The heatermeter has no concept of a timed cooked, but you could probably replicate that through the use of alarm scripts. It does have the ability to alter the target pit temp based on high & low thresholds being triggered for the pit probe or any of the 3 food probes.

Connected to an SSR, it should do the job just fine.
 
Yeah timed stuff has always been something I've tossed around doing, but never done. I've never seen BBQ that can be timed, but then again I don't do commercial level quantities. If you just want to change the setpoint based on food temperature, that's easy enough to do with an alarm. If you want multiple steps you can script it.

Connecting an electric smokers is as easy as wiring the blower output to an SSR, setting the "min fan speed" to 100% and the output mode to "pulse". HeaterMeter then runs a long period (10 second) on/off cycle to maintain temperature, suitable for SSRs.

I've used HeaterMeter to drive sous vide heaters, which are similar, as well as in "inverted" mode to power refrigerators so it should work great.
 
The timing isn't really for the cooking (in most cases). What I typically see is that our electric smoker users doing a ramping temperature profile during the startup phases. The intent of this is to prevent the smoker "belch" condition. The ramping keeps the heating element from getting super hot so fast that it triggers the wood to combust rather than smolder.

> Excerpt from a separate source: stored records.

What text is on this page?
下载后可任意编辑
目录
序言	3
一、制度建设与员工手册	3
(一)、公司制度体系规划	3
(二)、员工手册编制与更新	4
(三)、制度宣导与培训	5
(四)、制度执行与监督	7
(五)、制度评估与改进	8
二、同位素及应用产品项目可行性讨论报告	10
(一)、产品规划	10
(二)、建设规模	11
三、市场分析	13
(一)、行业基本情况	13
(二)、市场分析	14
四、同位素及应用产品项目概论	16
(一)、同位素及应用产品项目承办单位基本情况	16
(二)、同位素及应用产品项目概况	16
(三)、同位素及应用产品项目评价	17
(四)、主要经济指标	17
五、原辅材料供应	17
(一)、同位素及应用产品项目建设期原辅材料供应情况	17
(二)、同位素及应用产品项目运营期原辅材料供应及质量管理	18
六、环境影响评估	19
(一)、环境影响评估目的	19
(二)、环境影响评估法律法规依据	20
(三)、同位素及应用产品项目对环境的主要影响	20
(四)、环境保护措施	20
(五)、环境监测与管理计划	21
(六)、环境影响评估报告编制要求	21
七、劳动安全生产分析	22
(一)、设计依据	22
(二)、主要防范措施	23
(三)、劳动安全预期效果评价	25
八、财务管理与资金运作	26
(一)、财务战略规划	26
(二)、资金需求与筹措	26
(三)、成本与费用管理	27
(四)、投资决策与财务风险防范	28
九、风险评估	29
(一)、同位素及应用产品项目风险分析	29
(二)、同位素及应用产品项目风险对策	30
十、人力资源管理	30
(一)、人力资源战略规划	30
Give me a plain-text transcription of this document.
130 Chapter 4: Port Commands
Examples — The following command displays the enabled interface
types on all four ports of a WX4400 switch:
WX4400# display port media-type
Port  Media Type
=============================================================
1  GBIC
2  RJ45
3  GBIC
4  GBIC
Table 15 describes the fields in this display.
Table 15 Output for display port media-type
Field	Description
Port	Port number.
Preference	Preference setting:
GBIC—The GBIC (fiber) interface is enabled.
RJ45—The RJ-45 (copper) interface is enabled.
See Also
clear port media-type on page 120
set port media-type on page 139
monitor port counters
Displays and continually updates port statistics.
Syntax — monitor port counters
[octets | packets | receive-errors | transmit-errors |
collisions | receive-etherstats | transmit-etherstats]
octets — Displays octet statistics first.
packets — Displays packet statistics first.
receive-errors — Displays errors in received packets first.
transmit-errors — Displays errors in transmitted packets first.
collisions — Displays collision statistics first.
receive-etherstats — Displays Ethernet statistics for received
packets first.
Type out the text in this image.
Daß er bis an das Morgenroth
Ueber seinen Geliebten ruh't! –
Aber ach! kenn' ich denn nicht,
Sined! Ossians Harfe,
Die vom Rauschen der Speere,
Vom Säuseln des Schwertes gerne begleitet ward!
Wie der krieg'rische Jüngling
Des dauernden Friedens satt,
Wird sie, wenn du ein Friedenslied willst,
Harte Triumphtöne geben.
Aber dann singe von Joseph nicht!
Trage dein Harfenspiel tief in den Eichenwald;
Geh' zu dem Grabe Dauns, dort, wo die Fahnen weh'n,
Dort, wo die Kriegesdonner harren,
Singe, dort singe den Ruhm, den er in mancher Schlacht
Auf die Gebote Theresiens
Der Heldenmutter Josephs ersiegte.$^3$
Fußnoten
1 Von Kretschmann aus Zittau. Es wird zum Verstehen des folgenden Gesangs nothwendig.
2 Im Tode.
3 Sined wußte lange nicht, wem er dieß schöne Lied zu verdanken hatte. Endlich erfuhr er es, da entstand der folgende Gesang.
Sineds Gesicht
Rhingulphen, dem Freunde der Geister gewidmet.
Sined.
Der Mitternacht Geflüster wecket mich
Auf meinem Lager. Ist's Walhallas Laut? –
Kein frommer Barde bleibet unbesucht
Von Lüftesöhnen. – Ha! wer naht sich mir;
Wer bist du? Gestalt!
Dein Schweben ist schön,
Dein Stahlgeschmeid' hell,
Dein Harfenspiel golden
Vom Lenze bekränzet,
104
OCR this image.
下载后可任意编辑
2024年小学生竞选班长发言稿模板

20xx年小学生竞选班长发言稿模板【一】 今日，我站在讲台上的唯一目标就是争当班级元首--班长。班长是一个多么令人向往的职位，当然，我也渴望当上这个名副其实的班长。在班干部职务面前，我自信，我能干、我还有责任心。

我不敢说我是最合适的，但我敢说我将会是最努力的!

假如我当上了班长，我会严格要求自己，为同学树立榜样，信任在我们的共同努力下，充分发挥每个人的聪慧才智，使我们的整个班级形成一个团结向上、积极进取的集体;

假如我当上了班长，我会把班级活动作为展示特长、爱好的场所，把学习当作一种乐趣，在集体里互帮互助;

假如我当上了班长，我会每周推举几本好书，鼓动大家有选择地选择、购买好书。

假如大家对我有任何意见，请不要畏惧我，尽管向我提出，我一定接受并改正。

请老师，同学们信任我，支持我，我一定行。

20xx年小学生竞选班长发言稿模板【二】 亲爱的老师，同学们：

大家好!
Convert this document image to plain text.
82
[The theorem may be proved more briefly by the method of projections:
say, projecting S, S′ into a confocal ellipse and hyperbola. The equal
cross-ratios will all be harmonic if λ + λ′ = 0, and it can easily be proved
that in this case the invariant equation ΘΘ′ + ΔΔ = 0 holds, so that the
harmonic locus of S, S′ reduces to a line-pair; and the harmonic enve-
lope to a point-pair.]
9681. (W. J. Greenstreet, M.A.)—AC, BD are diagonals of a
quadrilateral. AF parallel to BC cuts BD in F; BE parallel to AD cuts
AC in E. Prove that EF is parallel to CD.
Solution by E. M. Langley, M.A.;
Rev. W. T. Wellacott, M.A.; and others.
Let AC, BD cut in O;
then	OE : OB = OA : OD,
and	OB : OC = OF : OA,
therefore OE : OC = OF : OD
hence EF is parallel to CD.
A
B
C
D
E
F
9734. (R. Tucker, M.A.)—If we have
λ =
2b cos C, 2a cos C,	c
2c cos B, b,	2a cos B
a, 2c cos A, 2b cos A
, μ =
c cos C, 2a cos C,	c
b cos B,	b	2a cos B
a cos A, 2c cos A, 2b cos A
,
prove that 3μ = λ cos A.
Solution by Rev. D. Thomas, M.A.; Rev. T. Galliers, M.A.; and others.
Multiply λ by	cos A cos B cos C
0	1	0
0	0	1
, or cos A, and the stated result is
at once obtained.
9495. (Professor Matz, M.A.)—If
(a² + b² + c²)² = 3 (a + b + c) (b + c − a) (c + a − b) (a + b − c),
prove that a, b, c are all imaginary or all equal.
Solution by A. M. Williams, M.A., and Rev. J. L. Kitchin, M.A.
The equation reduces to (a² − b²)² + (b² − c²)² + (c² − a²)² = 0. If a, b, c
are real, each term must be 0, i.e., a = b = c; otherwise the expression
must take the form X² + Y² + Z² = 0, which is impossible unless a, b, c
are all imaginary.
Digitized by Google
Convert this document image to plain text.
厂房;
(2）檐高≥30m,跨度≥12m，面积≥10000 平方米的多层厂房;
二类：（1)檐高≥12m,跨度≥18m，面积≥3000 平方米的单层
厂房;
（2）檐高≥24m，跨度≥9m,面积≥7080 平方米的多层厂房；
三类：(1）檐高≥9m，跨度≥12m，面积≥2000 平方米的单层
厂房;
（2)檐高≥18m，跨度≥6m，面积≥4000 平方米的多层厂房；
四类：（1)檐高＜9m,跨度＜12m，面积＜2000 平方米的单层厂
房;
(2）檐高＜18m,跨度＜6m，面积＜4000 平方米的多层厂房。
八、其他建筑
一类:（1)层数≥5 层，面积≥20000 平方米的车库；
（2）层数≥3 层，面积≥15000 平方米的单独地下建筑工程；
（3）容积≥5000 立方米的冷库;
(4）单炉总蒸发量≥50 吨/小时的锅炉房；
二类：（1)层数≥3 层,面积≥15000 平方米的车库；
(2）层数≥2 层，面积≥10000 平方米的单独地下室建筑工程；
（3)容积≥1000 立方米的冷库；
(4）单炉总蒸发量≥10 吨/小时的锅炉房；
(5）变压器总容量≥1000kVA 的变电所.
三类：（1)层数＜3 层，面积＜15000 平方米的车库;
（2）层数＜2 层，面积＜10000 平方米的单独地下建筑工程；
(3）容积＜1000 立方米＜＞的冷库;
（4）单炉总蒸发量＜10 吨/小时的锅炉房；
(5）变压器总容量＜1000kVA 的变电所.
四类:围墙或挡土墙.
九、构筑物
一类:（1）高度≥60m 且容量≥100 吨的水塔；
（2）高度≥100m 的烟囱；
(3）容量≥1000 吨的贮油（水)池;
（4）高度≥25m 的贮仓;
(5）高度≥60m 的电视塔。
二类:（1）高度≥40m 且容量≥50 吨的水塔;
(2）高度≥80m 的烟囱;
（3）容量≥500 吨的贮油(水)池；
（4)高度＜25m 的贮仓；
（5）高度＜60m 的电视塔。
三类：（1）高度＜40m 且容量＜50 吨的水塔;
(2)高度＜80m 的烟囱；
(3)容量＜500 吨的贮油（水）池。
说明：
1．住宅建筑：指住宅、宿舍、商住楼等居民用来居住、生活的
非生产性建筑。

Here's a discussion that may better explain (search for ramp if the link don't go right to the applicable discussion):
http://smokinitforums.com/index.php?topic=2583.msg18121#msg18121

Here's an example of a salmon smoke that ramps from 100 (2 hrs) to 150 (2 hrs), and 175 (2 hrs):
http://smokinitforums.com/index.php?topic=2459.msg16904#msg16904

I think I can live without the ramping since I've been using the foil method and it appears to work for me. Or I can experiment with alarms if that's how HM handles trigger events. I think I've reached the conclusion I'm going to order and build a HeaterMeter now. I have a few more questions as I've been reading:

1) Our electric smokers are not rated beyond 350 degrees (at least the model I have). I believe the HM pit probe supports TC but will it work with RTD (Resistance Temperature Detector) probes? I believe most of our users are using the Auber WS-SENSOR11 or WS-SENSOR05 sensors depending on the generation of the Auber they own. If I go with the WS-SENSOR05 I think I could bypass the need for the SMD components on the HM build? Pros/Cons of using this thermistor rather than a TC for my smoker pit probe?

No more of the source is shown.